One of my best friends, Cathy, got married on Saturday and she looked beautiful with her makeup and hair done especially for the day. Her dress was gorgeous and it fit her like it was made just for her. She joked that her makeup looked like something from Dancing with the Stars. We all laughed. It was a light, fun day.
The closer it got to Saturday the more I felt like I needed to somehow magically be 2 different people that day and for 2 very different reasons.
One, I needed to do and be everything Cathy needed so she didn’t have to think about anything. The matron of honor’s job after all is to help the bride get ready to go down the aisle by helping her get into her gown (and yes, help with taking the pants off too, ha ha) and remind her to wear something old, something new, something borrowed, and something blue, to make her feel good about her makeup although not only did she say it was Dancing with the Stars, but she also mentioned looking like an ice skater (it really was beautiful), to help keep the mood light, to help pack up after the reception, to see the new couple off, and to remember all the little things that the bride might have forgotten and shouldn’t have to worry about.

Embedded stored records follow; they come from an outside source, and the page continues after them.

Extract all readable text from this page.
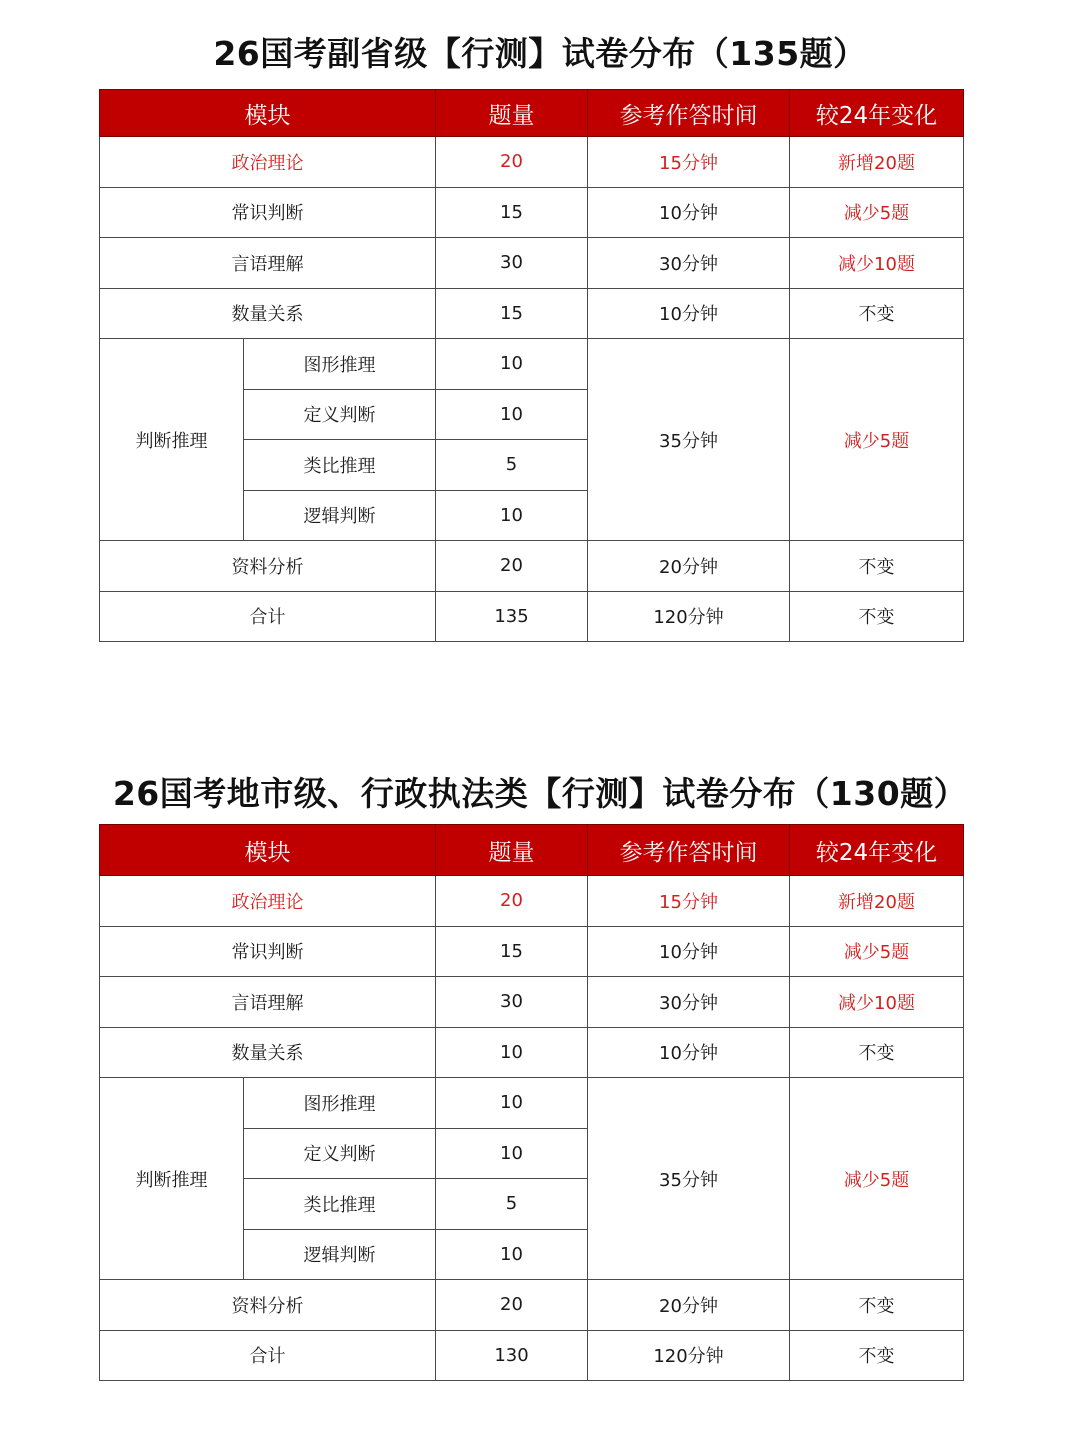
26国考副省级【行测】试卷分布（135题）
模块		题量	参考作答时间	较24年变化
政治理论		20	15分钟	新增20题
常识判断		15	10分钟	减少5题
言语理解		30	30分钟	减少10题
数量关系		15	10分钟	不变
判断推理	图形推理	10	35分钟	减少5题
	定义判断	10		
	类比推理	5		
	逻辑判断	10		
资料分析		20	20分钟	不变
合计		135	120分钟	不变
26国考地市级、行政执法类【行测】试卷分布（130题）
模块		题量	参考作答时间	较24年变化
政治理论		20	15分钟	新增20题
常识判断		15	10分钟	减少5题
言语理解		30	30分钟	减少10题
数量关系		10	10分钟	不变
判断推理	图形推理	10	35分钟	减少5题
	定义判断	10		
	类比推理	5		
	逻辑判断	10		
资料分析		20	20分钟	不变
合计		130	120分钟	不变
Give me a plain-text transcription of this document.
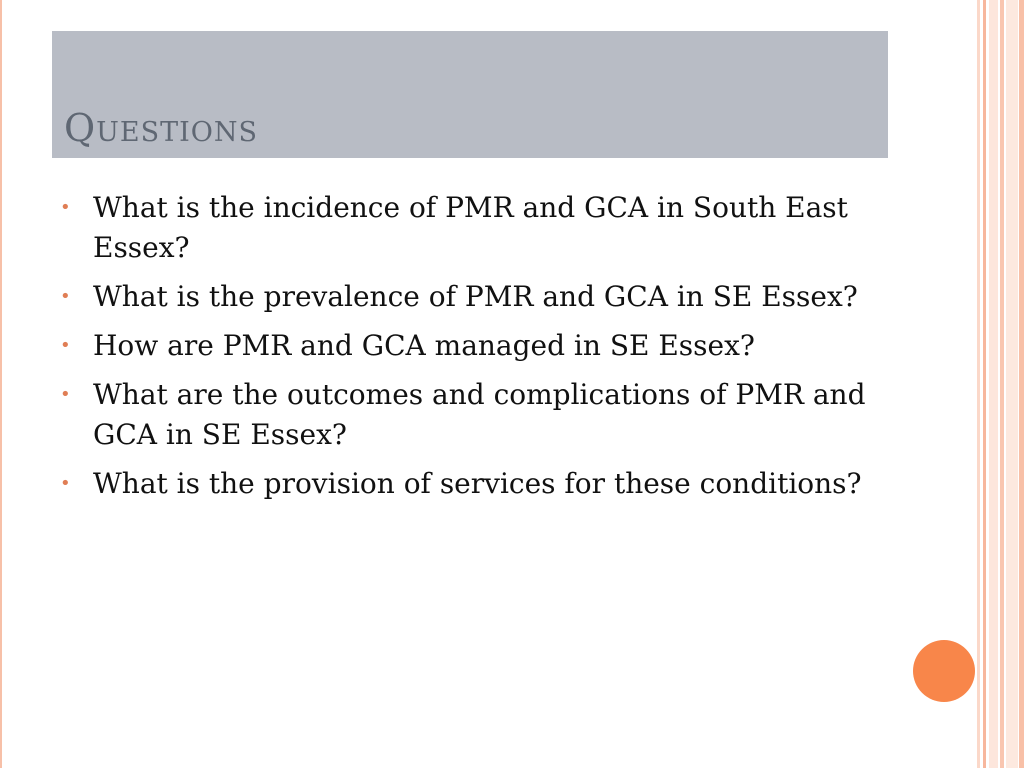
Questions
• What is the incidence of PMR and GCA in South East Essex?
• What is the prevalence of PMR and GCA in SE Essex?
• How are PMR and GCA managed in SE Essex?
• What are the outcomes and complications of PMR and GCA in SE Essex?
• What is the provision of services for these conditions?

Two, to be everything Jill needed to get through the wedding – although everything in this category was brand new territory. Jill never asked for anything and never really seemed like she needed anything. She’s an oak (as Larry would say). Since Thayer died, little things in all of our worlds have changed. The line “til death do us part” in the wedding ceremony never before meant so much to me and I previously don’t think I took it seriously enough. Seeing one best friend have the happiest day of her life while standing next to my other best friend reliving what should have been the start of her long life with Thayer. Til death do us part should mean until we die of old age, like when we are 90+, not 31. There are constant reminders of the “little things” that meant so much between Jill and Thayer. Jill and I joked about being “snake chapped” but this is how I felt while smiling at the happy couple and then looking over to make sure Jill was holding it together, but her strength and faith is unshakeable and unyielding.
Watching Cathy and Cory’s ceremony was sweet and I was proud to be a part of it and Jill would say the same. Cathy, Jill, and I are the kind of best friends where you don’t have to say everything on your heart for the other to know it. So Jill, even though I don’t have to say, I want you to know it, I love you and I am really proud of you, and Cathy, I love you, and I am really proud of you too. I wish you and Cory many happy years together and I hope that you both cherish every single moment you have together.